The fourth reason? Human happiness. A substantial and growing body of research over the past ten years or so has found an inverse correlation between the degree to which humans consume other animals and the degree to which they are happy. To some extent, of course, one would expect that to be the case, since healthy people tend to be happy people. But much more than that seems to be involved; it’s also a matter of the chemical activity in the brain. In a series of studies in recent years, scientists have concluded that the consumption of various animal products promotes inflammation of the brain; that, in the other direction, a healthy* vegan diet helps to release chemicals that improve the human mood; and that, in general, those who do not consume animal products tend to report being in a better mood than those who do (to an extent that other variables are insufficient to explain). If you’d like to check out some of the research, I’d recommend starting with this article: “Restriction of meat, fish, and poultry in omnivores improves mood: A pilot randomized controlled trial” by Bonnie L. Beezhold (Benedictine University) and Carol S. Johnston (Arizona State University), Nutrition Journal, 2012 11:9. In their references Beezhold and Johnston point the way to much of the other relevant research.

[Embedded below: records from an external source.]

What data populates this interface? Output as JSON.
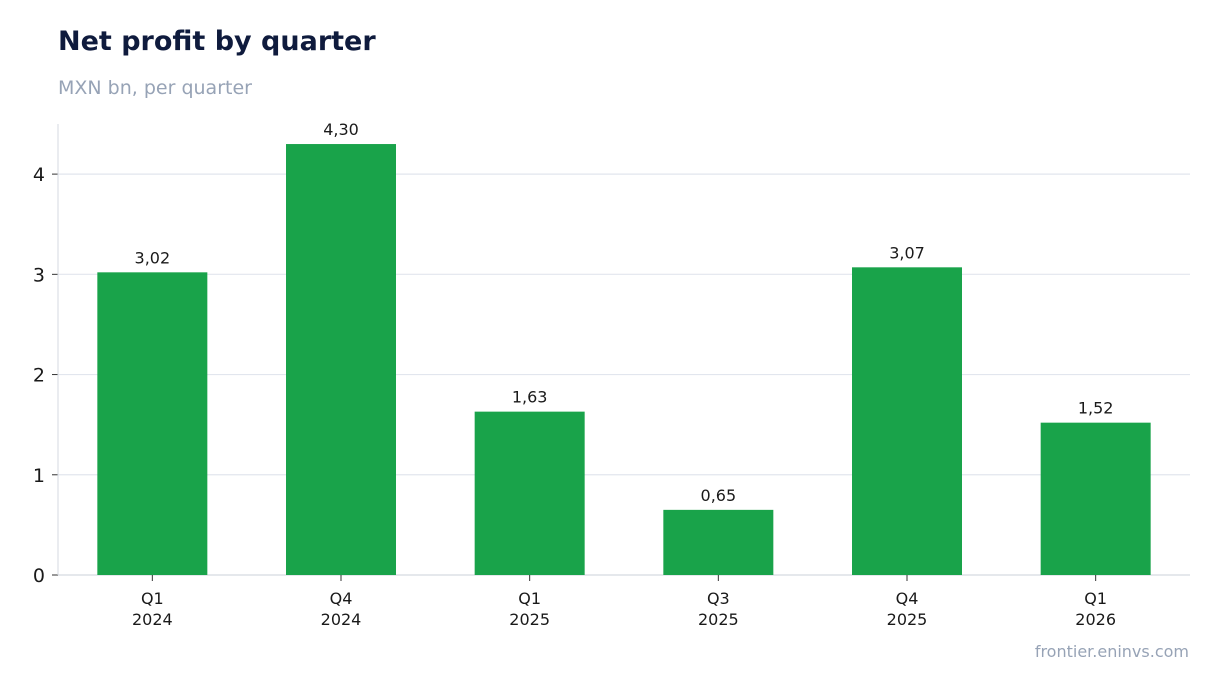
{
  "header": {
    "title": "Net profit by quarter",
    "subtitle": "MXN bn, per quarter"
  },
  "footer": {
    "source": "frontier.eninvs.com"
  },
  "colors": {
    "bar": "#19a34a",
    "grid": "#e2e6ee",
    "title": "#0f1b3d",
    "muted": "#97a3b6"
  },
  "chart_data": {
    "type": "bar",
    "title": "Net profit by quarter",
    "subtitle": "MXN bn, per quarter",
    "categories": [
      [
        "Q1",
        "2024"
      ],
      [
        "Q4",
        "2024"
      ],
      [
        "Q1",
        "2025"
      ],
      [
        "Q3",
        "2025"
      ],
      [
        "Q4",
        "2025"
      ],
      [
        "Q1",
        "2026"
      ]
    ],
    "values": [
      3.02,
      4.3,
      1.63,
      0.65,
      3.07,
      1.52
    ],
    "value_labels": [
      "3,02",
      "4,30",
      "1,63",
      "0,65",
      "3,07",
      "1,52"
    ],
    "yticks": [
      0,
      1,
      2,
      3,
      4
    ],
    "ylim": [
      0,
      4.5
    ],
    "grid": true,
    "xlabel": "",
    "ylabel": ""
  }
}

It may not speak particularly well of our species if humans who consume other animals are deaf to the arguments regarding cruelty to those animals but responsive to appeals to self-interest—whether based on human health or human happiness. Nonetheless, it if the suffering of pigs and cows and birds and the others is reduced through the operation of human self-interest, that will be no bad thing.

*One should emphasize the qualifier “healthy”; all bets are off for those subsisting on French fries and vegan chocolate chip cookies.